Dans un communiqué cinglant rendu public ce dimanche 6 septembre, le collectif des avocats de l’ancien avocat général près la Cour suprême, Algassimou Diallo, met Conakry manifestement au pied du mur : « Des preuves de son transfert à Macenta, ou sa libération immédiate ». Selon la défense, leur client a été extrait de la maison d’arrêt de Coyah dans la nuit du 4 au 5 septembre 2026, puis transféré à plus de 700 kilomètres, à Macenta, sans notification formelle aux conseils ni à la famille. Les avocats affirment n’avoir eu connaissance de ce déplacement que par une publication de l’Administration pénitentiaire sur les réseaux sociaux, et réclament un extrait du registre d’écrou, une visite immédiate de la famille et des conseils, ainsi que le retour d’Algassimou Diallo à Conakry pour son audience du 8 septembre.
Le ministère de la Justice justifie ce mouvement par une « gestion administrative des établissements pénitentiaires », assurant que le statut judiciaire du détenu n’est pas modifié. Mais pour la défense, l’absence de base légale claire et l’éloignement géographique constituent une entrave au droit à un procès équitable, d’autant que des images et montages circulent sur les réseaux sociaux, présentant Algassimou Diallo dans des postures jugées dégradantes ou accusatrices. Ses conseils qualifient ces diffusions d’atteinte à la dignité et à la présomption d’innocence, et mettent en garde contre toute instrumentalisation médiatique de l’affaire, appelant les autorités à faire cesser ces publications.

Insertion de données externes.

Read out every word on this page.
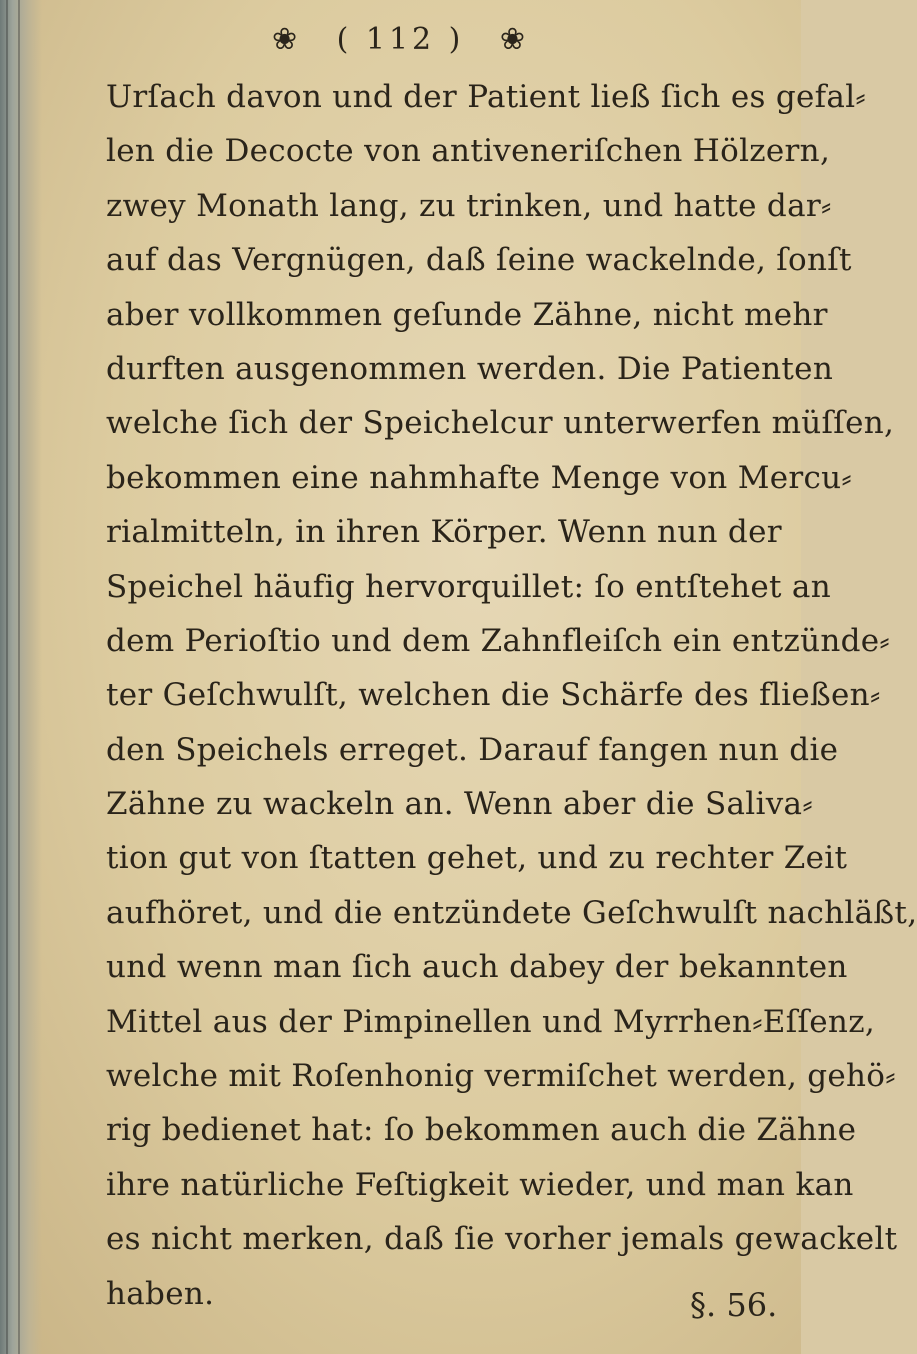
❀ ( 112 ) ❀
Urſach davon und der Patient ließ ſich es gefal⸗
len die Decocte von antiveneriſchen Hölzern,
zwey Monath lang, zu trinken, und hatte dar⸗
auf das Vergnügen, daß ſeine wackelnde, ſonſt
aber vollkommen geſunde Zähne, nicht mehr
durften ausgenommen werden. Die Patienten
welche ſich der Speichelcur unterwerfen müſſen,
bekommen eine nahmhafte Menge von Mercu⸗
rialmitteln, in ihren Körper. Wenn nun der
Speichel häufig hervorquillet: ſo entſtehet an
dem Perioſtio und dem Zahnfleiſch ein entzünde⸗
ter Geſchwulſt, welchen die Schärfe des fließen⸗
den Speichels erreget. Darauf fangen nun die
Zähne zu wackeln an. Wenn aber die Saliva⸗
tion gut von ſtatten gehet, und zu rechter Zeit
aufhöret, und die entzündete Geſchwulſt nachläßt,
und wenn man ſich auch dabey der bekannten
Mittel aus der Pimpinellen und Myrrhen⸗Eſſenz,
welche mit Roſenhonig vermiſchet werden, gehö⸗
rig bedienet hat: ſo bekommen auch die Zähne
ihre natürliche Feſtigkeit wieder, und man kan
es nicht merken, daß ſie vorher jemals gewackelt
haben.	§. 56.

Rappelons qu’Algassimou Diallo, figure du procès du 28 septembre 2009, a été révoqué du corps de la magistrature le 20 août 2026 pour « manquements graves », avant d’être inculpé pour « provocation à la haine » et « association de malfaiteurs ». Son sort judiciaire, désormais, se joue entre Macenta et Conakry, sous le regard tendu de l’opinion publique guinéenne.